Monday, July 27, 2015

New York Times editor blasts her own newspaper

This is a story about the perils of rapid-fire online journalism and the factual mistakes and cover-ups that come from it.

It was originally supposed to be a blockbuster story about a possible criminal indictment of Democratic presidential frontrunner Hillary Clinton for handling classified government information on her private email system while serving as secretary of state. That was the story the New York Times initially reported on Thursday night.

By this morning, after a series of changes in the reporting by the newspaper that only served to raise numerous questions about the facts, here was the headline in the Times:

A Clinton Story Fraught With Inaccuracies: How It Happened and What Next?

The column published under that headline was written by the Times public editor (an in-house ombudsman), Margaret Sullivan. She was clearly agitated with the way the Clinton story was handled:

The first major change was this: It wasn’t really Mrs. Clinton directly who was the focus of the request for an investigation (by the Justice Department). It was more general: whether government information was handled improperly in connection with her use of a personal email account.

Much later, The Times backed off the startling characterization of a “criminal inquiry,” instead calling it something far tamer sounding: It was a “security” referral.
 
Sullivan understandably criticized the Times reporters and editors for revising (and softening) the online story several times, without an explanation to the Times readers, before printing a retraction. A series of corrections were eventually published in the Sunday “print product” – that’s what journalists call newspapers these days.
 
Her conclusion was that the reporting and editing by her colleagues was “a mess.”

There are at least two major journalistic problems here, in my view. Competitive pressure and the desire for a scoop led to too much speed and not enough caution.
… First, consider the elements. When you add together the lack of accountability that comes with anonymous sources, along with no ability to examine the referral itself (to the Justice Department), and then mix in the ever-faster pace of competitive reporting for the web, you’ve got a mistake waiting to happen.
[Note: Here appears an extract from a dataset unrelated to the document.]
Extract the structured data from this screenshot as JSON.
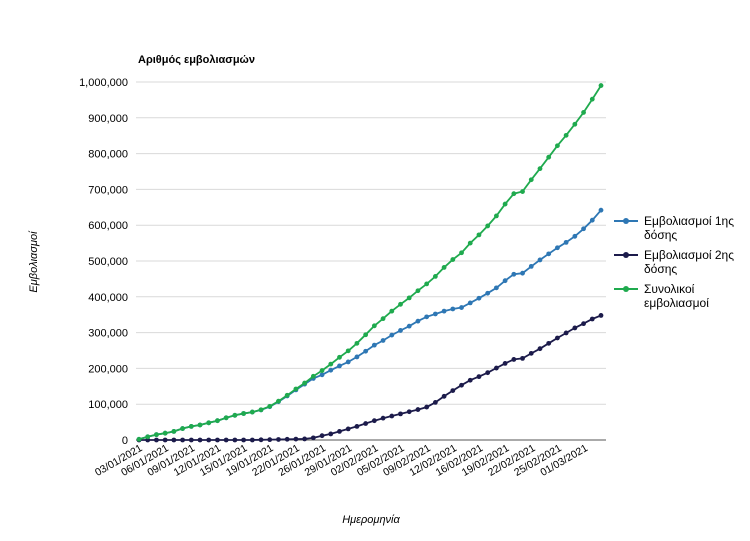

Or, in this case, several mistakes.
Reporting a less sensational version of the story, with a headline that did not include the word “criminal,” and continuing to develop it the next day would have been a wise play. Better yet: Waiting until the next day to publish anything at all.

What this essentially represents is an attitude among many online-obsessed editors these days that if you scoop your competitors by a few hours – or even 10 or 20 minutes – that’s a journalistic victory. On Twitter, the scoops sometimes consist of beating the competition by a minute or two, or even 20 or 30 seconds.
There are editors out there who live by the mantra that “the Internet is self-correcting,” meaning that the Times’ method in this case of on-the-fly, unexplained changes in the story is considered acceptable in some newsrooms.

To be fair, the Times reporters apparently got bamboozled by some anonymous sources with bad information. Some other publications who were chasing the supposed Times scoop on Friday morning were also told, incorrectly, that the Justice Department was mulling a criminal inquiry of the Clinton emails.  

But Sullivan, the public editor, issued this warning to her colleagues:
You can’t put stories like this back in the bottle – they ripple through the entire news system.

In the end, this was not just a story about a botched newspaper/website article. This was a cautionary tale about the current state of journalism.